LABUHA, Rakyatkini.com Desa Akedabo kecamatan Mandioli Utara resmi dijadikan sebagai desa Gerakan Masyarakat Hidup Sehat (Germas), hal ini ditandai dengan deklarasikan sebagai desa Open Defecation Free (ODF) dengan tidak Buang Air Besar Sembarangan (BABS).

Sebelum dilakukan penandatanganan deklarasi desa ODF, pembacaan poin poin deklarasi yang dibacakan langsung oleh kepala desa Akedabo kecamatan Mandioli Utara Viktor Towara dan diikuti oleh seluruh masyarakat Akedabo yang berkesempatan hadir dilokasi kegiatan, setelah dilakukan pembacaan deklarasi dilanjutkan dengan penandatanganan deklarasi desa ODF oleh kepala desa Akedabo, camat Mandioli Utara, tokoh masyarakat, tokoh adat dan pemuda, Babinsa desa Akedabo dan kepala dinas Kesehatan Kabupaten Halmahera Selatan.

Kepala desa Akedabo Viktor Towara dalam sambutannya menyampaikan ucapan terimakasih kepada tim dari Kabupaten Halmahera Selatan, masyarakat dan semua pihak yang ikut mendorong dan mensukseskan desa Akedabo sebagai desa yang sehat “Sejak ditetapkan sebagai desa lokus stunting makan kami langsung melakukan pembenahan pola hidup sehat” tuturnya.

Kepala dinas Kesehatan kabupaten Halmahera Selatan Hj Hasna Muhammad mengatakan, penjemputan yang dilakukan oleh masyarakat luar biasa, semangat penjemputan ini harus tanamkan di kampung germas ini, sehingga kampung ini benar benar sehat “dinas Kesehatan tidak melakukan sendiri untuk pencegahan tapi harus semua pihak, baik di kabupaten hingga ditingkat desa,” tuturnya.

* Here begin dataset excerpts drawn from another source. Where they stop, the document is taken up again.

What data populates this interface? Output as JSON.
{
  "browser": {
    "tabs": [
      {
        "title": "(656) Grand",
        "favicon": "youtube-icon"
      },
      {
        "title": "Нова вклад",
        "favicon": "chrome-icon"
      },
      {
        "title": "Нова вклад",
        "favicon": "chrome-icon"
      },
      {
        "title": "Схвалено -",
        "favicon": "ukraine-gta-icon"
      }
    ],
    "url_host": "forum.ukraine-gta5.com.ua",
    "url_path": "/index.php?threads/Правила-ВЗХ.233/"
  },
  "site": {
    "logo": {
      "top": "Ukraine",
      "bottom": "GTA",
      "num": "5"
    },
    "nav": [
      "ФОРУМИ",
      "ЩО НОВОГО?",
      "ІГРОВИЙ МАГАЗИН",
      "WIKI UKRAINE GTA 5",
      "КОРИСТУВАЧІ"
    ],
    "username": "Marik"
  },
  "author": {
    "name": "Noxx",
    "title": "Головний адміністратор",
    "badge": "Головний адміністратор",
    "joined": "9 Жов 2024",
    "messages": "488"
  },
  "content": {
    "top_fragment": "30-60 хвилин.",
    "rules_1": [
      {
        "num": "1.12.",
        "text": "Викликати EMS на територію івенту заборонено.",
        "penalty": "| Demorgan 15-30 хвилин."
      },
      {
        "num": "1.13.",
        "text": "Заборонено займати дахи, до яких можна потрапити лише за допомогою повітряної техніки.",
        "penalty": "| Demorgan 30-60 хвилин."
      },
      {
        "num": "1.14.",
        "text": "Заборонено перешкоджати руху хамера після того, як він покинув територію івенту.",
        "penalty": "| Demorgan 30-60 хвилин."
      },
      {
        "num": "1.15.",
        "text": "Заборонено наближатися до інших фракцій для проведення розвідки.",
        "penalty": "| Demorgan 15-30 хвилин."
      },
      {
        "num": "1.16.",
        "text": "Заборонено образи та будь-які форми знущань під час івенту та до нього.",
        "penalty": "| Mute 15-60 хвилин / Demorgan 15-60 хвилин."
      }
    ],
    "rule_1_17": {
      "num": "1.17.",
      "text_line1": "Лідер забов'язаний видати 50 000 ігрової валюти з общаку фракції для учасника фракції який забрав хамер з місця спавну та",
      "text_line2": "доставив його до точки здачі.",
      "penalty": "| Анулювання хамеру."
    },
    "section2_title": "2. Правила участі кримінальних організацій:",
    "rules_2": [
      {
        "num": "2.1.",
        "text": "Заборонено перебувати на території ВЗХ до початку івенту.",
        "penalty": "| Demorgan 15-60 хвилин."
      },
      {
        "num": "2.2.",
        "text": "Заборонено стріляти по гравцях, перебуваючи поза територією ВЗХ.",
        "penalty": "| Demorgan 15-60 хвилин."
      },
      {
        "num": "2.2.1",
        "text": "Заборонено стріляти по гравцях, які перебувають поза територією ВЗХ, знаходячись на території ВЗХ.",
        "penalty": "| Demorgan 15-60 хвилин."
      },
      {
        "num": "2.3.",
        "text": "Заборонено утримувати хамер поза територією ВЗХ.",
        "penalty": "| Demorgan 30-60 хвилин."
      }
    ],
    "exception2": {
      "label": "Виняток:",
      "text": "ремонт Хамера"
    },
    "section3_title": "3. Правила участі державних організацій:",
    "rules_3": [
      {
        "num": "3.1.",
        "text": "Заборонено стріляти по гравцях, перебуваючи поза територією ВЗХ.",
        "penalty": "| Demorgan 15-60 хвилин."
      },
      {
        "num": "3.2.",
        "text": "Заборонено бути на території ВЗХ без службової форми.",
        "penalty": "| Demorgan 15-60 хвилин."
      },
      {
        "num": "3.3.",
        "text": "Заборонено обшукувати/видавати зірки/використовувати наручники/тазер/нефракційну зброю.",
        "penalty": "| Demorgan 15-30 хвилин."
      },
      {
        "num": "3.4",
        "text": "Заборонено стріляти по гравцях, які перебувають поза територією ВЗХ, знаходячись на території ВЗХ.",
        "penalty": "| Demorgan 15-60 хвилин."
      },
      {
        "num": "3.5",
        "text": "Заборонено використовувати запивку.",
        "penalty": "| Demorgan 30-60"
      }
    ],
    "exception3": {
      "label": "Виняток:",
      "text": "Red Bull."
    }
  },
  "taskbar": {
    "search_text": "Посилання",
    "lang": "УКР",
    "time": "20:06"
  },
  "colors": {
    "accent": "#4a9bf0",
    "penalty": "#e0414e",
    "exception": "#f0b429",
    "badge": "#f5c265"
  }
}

Hasna juga menyampaikan kepada masyarakat bahwa setelah dideklarasikan pada hari ini sebagai kampung Germas, warga desa Akedabo semangat menerapkan pola hidup sehat tetap berjalan seterusnya, pemerintah juga tetap memberikan motivasi ke masyarakat untuk tetap menerapkan pola hidup sehat. Pada kesempatan ini, Hasna juga mengingatkan lima poin penting mengenai kesehatan lingkungan yang harus diperhatikan oleh suatu desa yakni pertama jamban, kedua mencuci tangan dengan sabun, ketiga menggunakan air bersih, keempat buang sampah pada tempatnya, kelima buang sampah cair pada tempatnya “Kita tentu berharap tidak hanya sampai pada deklarasi saja namun gaung untuk hidup sehat terus digalakkan dengan cara mengajak masyarakat untuk menjalankan Pola Hidup Bersih dan Sehat,” tuturnya.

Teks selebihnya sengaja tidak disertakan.